The Federalist Society

Federal Circuit Maintains Close Oversight Of Patent Office Decisions

Intellectual Property Practice Group Newsletter - Volume 2, Issue 2, Summer 1998

August 1, 1998

Gerald J. Mossinghoff

In a major decision on May 4, 1998, In re Zurko, No. 96-1258 (Fed. Cir. 1998), a unanimous twelve-judge Court of Appeals for the Federal Circuit soundly rejected the Patent and Trademark Office's concerted efforts to lower the court's standard of review for findings of fact by the Patent and Trademark Office ("PTO") Board of Patent Appeals and Interferences ("BPAI").

As the court pointed out: "The Commissioner has campaigned aggressively for this court to review factual findings underlying the board's patentability determinations using the more deferential substantial evidence standard found in . . . the Administrative Procedure Act ('APA')." This would have meant that findings of fact by the BPAI would be reversed on appeal to the Federal Circuit only if they were "arbitrary (or) capricious" or "unsupported by substantial evidence." The PTO argued that the APA required this standard since the PTO was not specifically excepted by statute from the provisions of that Act.

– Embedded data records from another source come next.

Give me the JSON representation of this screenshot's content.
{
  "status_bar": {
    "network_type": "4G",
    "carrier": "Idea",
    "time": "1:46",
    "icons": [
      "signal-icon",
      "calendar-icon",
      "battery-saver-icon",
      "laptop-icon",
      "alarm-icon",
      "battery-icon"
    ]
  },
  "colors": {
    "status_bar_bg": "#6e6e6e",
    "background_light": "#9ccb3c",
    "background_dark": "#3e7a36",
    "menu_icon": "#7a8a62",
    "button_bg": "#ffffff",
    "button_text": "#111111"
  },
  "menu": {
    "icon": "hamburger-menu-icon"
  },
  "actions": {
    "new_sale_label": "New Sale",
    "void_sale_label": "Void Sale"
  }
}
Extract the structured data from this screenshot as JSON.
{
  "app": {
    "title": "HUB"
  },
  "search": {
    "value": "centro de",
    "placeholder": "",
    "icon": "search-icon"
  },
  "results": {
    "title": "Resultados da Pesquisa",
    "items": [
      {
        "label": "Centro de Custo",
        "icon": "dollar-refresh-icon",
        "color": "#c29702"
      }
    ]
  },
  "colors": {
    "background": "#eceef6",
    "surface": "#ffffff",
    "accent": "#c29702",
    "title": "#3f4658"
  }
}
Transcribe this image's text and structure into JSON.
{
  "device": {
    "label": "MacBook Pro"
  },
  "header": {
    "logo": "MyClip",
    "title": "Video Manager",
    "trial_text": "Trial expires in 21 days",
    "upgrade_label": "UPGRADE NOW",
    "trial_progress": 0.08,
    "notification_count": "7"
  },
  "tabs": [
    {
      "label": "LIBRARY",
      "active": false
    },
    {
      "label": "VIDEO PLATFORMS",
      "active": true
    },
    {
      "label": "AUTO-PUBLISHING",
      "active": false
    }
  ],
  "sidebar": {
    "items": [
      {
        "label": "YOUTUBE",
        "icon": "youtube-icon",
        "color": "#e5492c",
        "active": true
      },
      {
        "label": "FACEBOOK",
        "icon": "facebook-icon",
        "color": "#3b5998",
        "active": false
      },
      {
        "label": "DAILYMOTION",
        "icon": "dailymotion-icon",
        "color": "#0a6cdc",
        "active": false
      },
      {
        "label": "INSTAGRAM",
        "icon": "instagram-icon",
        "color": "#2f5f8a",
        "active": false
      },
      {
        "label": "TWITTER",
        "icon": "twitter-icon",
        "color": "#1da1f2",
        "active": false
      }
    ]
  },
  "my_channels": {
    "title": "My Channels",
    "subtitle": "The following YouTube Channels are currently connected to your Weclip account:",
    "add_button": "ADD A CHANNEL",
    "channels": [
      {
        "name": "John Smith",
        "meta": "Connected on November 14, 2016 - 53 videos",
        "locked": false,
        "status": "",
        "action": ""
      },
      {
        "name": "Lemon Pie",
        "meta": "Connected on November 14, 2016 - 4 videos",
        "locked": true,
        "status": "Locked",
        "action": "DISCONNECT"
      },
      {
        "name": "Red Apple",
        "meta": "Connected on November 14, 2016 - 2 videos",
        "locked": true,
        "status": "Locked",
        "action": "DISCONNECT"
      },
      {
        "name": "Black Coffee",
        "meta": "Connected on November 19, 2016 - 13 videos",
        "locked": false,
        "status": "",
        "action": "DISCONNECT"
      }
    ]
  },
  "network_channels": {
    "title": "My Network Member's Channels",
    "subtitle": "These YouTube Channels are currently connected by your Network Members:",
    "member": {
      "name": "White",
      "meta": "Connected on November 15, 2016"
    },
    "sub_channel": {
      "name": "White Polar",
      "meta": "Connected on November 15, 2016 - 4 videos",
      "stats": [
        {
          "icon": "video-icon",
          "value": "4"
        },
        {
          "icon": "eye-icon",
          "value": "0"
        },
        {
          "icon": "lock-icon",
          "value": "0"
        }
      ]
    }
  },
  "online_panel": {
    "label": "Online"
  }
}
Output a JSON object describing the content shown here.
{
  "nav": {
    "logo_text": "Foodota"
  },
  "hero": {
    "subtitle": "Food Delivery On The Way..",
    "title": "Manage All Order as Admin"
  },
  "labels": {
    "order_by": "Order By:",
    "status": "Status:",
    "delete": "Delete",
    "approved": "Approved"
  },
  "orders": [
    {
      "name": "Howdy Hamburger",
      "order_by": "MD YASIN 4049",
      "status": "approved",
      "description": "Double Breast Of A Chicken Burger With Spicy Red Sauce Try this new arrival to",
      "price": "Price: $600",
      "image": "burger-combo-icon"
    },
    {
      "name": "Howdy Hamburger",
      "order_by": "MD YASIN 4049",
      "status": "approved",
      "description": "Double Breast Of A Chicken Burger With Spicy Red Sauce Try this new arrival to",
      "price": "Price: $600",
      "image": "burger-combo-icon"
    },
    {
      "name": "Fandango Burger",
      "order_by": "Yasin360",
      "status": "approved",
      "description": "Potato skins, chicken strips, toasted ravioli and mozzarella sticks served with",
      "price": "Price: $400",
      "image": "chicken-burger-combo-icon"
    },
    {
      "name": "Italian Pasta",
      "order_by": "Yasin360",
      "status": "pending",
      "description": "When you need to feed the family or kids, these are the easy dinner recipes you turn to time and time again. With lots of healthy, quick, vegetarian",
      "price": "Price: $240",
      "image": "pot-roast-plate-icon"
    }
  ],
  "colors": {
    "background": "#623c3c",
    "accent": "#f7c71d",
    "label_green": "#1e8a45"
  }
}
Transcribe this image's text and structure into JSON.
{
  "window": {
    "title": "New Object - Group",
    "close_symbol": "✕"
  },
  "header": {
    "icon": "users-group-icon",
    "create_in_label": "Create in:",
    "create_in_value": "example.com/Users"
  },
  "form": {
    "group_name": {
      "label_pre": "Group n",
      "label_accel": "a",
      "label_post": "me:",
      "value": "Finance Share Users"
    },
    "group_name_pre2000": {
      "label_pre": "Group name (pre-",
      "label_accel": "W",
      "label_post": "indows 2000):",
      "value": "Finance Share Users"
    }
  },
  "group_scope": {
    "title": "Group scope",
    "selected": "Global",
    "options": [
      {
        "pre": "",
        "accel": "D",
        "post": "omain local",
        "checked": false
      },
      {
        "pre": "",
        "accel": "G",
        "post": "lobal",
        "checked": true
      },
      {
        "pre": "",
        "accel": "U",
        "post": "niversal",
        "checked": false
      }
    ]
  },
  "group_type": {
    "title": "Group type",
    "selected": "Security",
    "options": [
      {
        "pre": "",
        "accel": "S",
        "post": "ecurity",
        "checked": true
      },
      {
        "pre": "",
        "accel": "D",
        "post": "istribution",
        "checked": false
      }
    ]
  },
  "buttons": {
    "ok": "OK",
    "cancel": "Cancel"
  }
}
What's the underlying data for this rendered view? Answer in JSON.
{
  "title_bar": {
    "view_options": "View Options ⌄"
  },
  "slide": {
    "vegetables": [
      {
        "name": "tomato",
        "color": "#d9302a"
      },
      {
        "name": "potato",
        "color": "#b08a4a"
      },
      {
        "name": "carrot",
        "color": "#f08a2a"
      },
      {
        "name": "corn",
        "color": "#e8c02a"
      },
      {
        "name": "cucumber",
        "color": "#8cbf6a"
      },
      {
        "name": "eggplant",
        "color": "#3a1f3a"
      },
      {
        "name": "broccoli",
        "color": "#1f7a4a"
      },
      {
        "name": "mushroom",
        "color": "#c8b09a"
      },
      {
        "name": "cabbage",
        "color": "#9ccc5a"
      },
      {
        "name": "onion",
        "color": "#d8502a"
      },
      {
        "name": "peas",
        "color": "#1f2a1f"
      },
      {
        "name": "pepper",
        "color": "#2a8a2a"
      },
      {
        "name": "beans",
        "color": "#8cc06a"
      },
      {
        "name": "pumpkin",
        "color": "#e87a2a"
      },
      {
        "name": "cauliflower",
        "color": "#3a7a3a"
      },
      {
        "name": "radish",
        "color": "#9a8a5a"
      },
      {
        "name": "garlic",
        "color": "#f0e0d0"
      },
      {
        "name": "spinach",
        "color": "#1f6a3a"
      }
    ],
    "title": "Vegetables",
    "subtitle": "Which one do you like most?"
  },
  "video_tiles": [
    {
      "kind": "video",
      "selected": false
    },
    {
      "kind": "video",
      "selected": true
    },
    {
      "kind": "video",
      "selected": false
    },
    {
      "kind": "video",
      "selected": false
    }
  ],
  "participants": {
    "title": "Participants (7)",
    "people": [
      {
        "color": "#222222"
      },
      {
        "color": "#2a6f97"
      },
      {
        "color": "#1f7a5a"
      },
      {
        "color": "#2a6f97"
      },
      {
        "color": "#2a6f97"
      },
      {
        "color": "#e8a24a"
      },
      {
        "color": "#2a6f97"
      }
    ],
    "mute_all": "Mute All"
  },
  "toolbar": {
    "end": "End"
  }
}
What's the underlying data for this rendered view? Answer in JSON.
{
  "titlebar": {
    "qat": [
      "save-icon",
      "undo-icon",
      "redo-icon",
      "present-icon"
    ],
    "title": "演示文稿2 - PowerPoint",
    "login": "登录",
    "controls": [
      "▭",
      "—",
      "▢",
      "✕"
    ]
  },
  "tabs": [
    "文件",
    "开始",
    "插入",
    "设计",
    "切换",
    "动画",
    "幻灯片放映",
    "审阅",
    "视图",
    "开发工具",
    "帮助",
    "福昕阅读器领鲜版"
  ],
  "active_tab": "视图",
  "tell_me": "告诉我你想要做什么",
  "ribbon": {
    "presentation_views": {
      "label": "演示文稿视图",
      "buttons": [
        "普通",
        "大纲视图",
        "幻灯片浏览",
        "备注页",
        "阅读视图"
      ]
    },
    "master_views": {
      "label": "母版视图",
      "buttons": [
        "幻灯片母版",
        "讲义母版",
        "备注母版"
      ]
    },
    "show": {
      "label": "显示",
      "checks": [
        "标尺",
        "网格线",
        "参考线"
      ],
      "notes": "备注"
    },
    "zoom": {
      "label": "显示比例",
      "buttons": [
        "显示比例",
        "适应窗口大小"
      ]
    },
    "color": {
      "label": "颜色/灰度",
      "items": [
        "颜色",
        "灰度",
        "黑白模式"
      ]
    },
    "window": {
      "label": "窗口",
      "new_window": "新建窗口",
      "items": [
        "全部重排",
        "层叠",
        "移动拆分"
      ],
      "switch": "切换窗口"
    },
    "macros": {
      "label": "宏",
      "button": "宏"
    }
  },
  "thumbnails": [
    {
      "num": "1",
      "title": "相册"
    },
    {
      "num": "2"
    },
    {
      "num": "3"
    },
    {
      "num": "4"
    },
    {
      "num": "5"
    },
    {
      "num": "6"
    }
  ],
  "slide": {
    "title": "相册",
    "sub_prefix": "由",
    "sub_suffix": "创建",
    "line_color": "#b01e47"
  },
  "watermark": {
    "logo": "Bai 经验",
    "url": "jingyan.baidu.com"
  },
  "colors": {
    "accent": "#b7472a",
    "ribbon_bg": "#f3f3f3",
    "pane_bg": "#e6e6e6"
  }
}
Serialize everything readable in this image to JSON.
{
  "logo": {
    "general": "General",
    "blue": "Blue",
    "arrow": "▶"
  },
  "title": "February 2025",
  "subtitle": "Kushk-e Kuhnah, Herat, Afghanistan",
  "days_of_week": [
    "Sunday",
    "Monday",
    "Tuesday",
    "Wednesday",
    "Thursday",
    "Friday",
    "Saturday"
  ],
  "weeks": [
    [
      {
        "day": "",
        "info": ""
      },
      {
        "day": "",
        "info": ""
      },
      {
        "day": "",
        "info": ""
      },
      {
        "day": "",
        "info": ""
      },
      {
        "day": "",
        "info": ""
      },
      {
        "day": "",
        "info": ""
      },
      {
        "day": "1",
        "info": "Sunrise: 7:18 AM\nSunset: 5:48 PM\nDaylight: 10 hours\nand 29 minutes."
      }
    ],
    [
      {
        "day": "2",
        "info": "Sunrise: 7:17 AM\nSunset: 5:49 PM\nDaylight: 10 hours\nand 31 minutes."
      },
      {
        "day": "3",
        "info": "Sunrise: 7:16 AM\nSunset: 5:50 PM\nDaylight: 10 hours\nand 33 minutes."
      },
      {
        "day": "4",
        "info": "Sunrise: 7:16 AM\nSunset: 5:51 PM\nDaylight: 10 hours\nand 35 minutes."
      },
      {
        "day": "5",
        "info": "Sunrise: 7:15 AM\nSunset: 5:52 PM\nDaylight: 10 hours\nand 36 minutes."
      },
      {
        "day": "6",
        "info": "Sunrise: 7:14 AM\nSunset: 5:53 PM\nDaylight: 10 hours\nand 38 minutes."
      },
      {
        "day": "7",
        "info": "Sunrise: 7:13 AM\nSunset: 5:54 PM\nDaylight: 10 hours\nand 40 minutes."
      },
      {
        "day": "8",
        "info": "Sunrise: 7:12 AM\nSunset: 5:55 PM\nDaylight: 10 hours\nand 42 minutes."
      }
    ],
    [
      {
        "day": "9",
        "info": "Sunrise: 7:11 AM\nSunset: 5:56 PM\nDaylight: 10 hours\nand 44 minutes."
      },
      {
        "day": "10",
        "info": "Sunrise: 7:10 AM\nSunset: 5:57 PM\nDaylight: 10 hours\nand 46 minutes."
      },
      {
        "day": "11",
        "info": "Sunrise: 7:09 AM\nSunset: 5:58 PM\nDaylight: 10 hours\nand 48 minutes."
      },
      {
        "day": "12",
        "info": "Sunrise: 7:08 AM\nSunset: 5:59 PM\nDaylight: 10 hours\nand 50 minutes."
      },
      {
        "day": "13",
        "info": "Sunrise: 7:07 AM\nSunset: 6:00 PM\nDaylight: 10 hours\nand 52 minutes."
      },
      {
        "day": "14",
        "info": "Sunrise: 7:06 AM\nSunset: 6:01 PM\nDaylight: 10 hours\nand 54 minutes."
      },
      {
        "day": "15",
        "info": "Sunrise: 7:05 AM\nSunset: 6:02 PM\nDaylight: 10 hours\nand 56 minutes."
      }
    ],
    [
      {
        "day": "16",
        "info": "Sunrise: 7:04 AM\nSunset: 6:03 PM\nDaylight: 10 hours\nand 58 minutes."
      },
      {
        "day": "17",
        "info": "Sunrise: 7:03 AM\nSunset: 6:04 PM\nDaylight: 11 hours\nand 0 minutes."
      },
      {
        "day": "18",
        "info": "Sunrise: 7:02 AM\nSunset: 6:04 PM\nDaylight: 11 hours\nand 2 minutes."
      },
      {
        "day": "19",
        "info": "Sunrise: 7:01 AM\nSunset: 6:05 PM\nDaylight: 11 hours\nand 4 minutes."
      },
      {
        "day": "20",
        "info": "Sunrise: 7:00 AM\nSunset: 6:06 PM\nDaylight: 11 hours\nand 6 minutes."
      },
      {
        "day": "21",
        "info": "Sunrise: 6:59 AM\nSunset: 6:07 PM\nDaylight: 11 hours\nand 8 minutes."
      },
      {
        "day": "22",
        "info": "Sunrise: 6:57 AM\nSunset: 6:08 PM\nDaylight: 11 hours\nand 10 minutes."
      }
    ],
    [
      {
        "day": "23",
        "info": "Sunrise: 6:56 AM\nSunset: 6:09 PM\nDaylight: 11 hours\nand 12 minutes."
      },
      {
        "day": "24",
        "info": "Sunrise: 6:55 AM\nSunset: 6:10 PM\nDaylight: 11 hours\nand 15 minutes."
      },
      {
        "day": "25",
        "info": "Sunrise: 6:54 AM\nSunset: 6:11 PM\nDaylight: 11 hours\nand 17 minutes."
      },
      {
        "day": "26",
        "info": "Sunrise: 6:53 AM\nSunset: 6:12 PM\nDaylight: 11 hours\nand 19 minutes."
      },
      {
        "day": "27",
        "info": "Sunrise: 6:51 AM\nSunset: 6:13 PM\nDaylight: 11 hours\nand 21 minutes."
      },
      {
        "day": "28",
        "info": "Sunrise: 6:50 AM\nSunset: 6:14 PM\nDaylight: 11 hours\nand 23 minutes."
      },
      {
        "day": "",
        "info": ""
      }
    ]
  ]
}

The court rejected that argument, noting that long before enactment of the APA, reviewing Federal courts would reverse decisions of the PTO if they were determined to be "clearly erroneous" and that the APA "did not limit or repeal additional requirements imposed by statute or otherwise recognized by law." A rather detailed history of judicial review of PTO decisions, as well as of the APA itself, supported the court's view. The court concluded:

"From this brief historical survey, we see that no patent statute speaks explicitly to the standard to be used when reviewing decisions of the board. But the common law recognized several standards prior to 1947, including clear error and its close cousins. Thus, we conclude that our more searching clear error standard of review is an 'additional requirement' that was 'recognized' in our jurisprudence before 1947, which we therefore continue to apply under the exception in section 559 (of the APA)."

The court went on discuss in detail the common law doctrine of stare decisis and held that the PTO did not argue any of the traditional reasons for departing from stare decisis. It stated: "While it is unclear what prejudice might befall patentees and patent applicants were the standard to be changed, the Commissioner has made no suggestion that our current standard of review is unworkable, intolerable, prejudicial, burdensome, or even that it adversely affects the administration of the patent system."

This is a very important decision for inventors who seek U.S. patents. It means that the PTO will continue to be closely supervised by the Federal Circuit Court of Appeals. Quite simply, inventors cannot be denied patents based on Patent Office findings that the court determines are clearly erroneous - a result that would have been possible if the court had not ruled as it did. Given the compelling reasoning underlying the court's ruling and the fact that it was unanimous, this decision should put an end to the PTO's campaign for a less exacting standard of judicial review.

Reprinted with permission of the Washington Legal Foundation. Copyright 1998.

*Hon. Gerald J. Mossinghoff is Senior Counsel to the Arlington, Virginia law firm Obion, Spivak, McClelland, Maier & Neustadt. A former Assistant Secretary of Commerce and Commissioner of Patents and Trademarks, Mr. Mossinghoff is a Visiting Professor of Intellectual Property Law at the George Washington University School of Law, and is a Vice Chairman of the Federalist Society's Intellectual Property Practice Group.